Diferente do nigeriano Aderonmu, a maior parte dos africanos que aporta em São Paulo vem como refugiado político, fugindo de conflitos étnicos na África. Como a Europa está dificultando a imigração africana, o Brasil virou um dos destinos desse grupo. Muitos chegam ao país em porões de navios e vêm em busca de oportunidades em São Paulo. São principalmente da Nigéria, Costa do Marfim, Senegal e República do Congo.
- Aqueles que imigram em condições melhores dão aulas de inglês e francês. Muito fazem trabalhos técnicos, como mecânico - diz a advogada Ruth Camacho Kadluba, da Pastoral do Migrante, que fez um estudo sobre os novos grupos de imigrantes de São Paulo.
Ela lembra que alguns poucos africanos que não conseguem colocação profissional acabam sendo aliciados como mulas do tráfico de drogas para a Europa.

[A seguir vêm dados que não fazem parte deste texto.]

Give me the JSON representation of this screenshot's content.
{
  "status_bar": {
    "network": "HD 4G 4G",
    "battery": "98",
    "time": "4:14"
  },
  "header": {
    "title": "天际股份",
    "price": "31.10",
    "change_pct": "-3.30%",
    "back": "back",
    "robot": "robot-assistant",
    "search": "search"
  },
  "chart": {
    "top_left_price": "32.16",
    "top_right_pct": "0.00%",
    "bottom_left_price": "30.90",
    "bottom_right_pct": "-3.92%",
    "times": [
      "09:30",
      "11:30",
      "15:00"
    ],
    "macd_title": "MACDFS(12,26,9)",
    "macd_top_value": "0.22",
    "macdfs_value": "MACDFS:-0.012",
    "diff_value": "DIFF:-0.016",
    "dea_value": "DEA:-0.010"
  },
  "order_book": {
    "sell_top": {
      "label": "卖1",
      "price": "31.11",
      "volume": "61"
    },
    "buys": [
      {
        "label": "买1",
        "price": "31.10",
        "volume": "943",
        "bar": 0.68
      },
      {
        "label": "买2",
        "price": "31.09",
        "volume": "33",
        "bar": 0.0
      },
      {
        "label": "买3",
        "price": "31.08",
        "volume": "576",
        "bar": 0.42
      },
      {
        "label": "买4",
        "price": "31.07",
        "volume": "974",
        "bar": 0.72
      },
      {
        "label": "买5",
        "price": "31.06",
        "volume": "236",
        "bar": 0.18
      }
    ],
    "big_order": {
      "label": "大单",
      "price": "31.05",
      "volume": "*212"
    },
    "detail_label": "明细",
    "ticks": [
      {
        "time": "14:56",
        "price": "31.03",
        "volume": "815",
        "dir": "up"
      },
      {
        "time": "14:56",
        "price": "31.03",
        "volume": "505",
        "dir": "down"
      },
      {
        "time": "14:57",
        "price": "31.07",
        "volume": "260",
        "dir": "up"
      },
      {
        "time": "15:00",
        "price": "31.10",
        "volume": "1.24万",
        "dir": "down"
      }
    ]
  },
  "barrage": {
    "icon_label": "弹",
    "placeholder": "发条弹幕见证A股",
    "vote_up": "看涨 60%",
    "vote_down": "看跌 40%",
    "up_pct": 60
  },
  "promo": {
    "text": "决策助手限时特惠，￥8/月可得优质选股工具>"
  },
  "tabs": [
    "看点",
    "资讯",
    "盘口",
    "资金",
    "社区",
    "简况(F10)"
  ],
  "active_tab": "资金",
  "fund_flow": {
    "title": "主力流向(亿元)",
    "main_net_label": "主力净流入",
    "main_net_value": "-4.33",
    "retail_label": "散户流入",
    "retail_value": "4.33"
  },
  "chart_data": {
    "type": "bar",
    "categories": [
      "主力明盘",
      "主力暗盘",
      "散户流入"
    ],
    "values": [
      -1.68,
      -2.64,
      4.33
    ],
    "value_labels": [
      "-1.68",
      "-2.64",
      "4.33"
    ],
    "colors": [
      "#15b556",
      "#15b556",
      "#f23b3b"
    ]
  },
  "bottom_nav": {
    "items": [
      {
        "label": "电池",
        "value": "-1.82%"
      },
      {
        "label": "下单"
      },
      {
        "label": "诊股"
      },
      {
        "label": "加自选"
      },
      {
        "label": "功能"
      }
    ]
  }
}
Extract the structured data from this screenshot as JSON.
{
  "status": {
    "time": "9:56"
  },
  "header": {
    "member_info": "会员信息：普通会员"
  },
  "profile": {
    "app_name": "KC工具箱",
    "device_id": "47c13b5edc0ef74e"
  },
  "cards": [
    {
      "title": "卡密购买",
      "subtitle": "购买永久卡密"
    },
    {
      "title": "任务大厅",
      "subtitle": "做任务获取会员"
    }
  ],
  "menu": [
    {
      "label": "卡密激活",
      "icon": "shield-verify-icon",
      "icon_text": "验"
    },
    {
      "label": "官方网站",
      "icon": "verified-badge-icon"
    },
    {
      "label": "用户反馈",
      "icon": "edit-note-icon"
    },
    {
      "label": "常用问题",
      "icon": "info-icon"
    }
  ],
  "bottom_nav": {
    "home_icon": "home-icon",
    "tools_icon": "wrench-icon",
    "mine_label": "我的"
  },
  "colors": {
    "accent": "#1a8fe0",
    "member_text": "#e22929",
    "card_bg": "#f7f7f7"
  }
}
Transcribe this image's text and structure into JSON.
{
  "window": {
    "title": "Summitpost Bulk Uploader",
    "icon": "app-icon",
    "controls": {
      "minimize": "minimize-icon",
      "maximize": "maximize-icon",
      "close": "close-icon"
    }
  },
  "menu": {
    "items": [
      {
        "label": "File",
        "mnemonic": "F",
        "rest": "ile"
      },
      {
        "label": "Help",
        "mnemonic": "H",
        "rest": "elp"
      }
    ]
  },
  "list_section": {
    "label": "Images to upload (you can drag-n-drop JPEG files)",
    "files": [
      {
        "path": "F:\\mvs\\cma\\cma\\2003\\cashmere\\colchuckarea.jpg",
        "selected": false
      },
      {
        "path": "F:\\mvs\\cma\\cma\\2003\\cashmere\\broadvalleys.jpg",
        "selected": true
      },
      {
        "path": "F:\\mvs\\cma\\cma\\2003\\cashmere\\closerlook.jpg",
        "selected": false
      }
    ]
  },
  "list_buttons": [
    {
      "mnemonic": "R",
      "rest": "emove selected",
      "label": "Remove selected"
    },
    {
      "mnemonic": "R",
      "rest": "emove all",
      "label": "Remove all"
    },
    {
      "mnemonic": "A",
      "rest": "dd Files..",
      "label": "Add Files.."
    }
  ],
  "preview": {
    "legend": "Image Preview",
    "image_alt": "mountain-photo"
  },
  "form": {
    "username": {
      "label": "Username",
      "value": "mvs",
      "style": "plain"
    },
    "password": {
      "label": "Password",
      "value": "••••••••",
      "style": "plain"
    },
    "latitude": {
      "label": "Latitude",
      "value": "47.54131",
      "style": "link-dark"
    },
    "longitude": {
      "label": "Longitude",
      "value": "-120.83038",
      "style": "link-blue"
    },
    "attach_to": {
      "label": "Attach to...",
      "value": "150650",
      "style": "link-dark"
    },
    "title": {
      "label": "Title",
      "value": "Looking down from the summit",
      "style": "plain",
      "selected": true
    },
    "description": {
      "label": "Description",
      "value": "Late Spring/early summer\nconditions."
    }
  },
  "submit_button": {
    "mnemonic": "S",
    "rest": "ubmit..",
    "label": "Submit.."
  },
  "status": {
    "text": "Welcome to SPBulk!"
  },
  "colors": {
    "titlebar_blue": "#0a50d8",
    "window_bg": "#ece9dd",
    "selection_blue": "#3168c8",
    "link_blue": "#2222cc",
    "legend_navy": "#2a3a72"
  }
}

A advogada afirma que entre os coreanos, estimados em 50 mil no país, 90% deles em São Paulo, a maior parte também trabalha com confecções. No bairro do Bom Retiro, por exemplo, os coreanos substituíram os judeus no negócio de roupas.
SP já tem bairro boliviano e coreano
Assim como o Bixiga e a Mooca ficaram marcados como os bairros dos imigrantes italianos e a Liberdade o lugar dos japoneses na cidade, a nova safra de imigrantes que chega a São Paulo também começa a imprimir suas marcas.
No Pari, mais de 2 mil bolivianos se reúnem todo fim de semana na Praça Kantuta. Ali, uma feira de produtos bolivianos atrai os imigrantes e os paulistanos curiosos. Vende-se artesanato e comidas típicas como o anticucho, o coração de boi no espeto. Há casacos de lã de lhama e até DVDs de programas bolivianos nas barracas. O local virou uma espécie de 'bairro boliviano'.
No centro de São Paulo, mais precisamente nas Praças da República e na Avenida São João, os africanos também estão visíveis vendendo artesanato; são máscaras tribais (entre R$ 60 e R$ 100), colares, roupas coloridas. Na Avenida São João, os africanos frequentam bares e são vistos em maior número, embora não se saiba exatamente quantos são na cidade. E um passeio pelo bairro do Bom Retiro revela lojas com placas em coreano, mercados que vendem produtos importados de Seul e escolas do idioma. A língua falada ali é o coreano.
- São Paulo é um bom país - diz Rasaq Shodiya, um nigeriano de 50 anos, que mora há 17 anos em São Paulo e ainda se confunde com o português.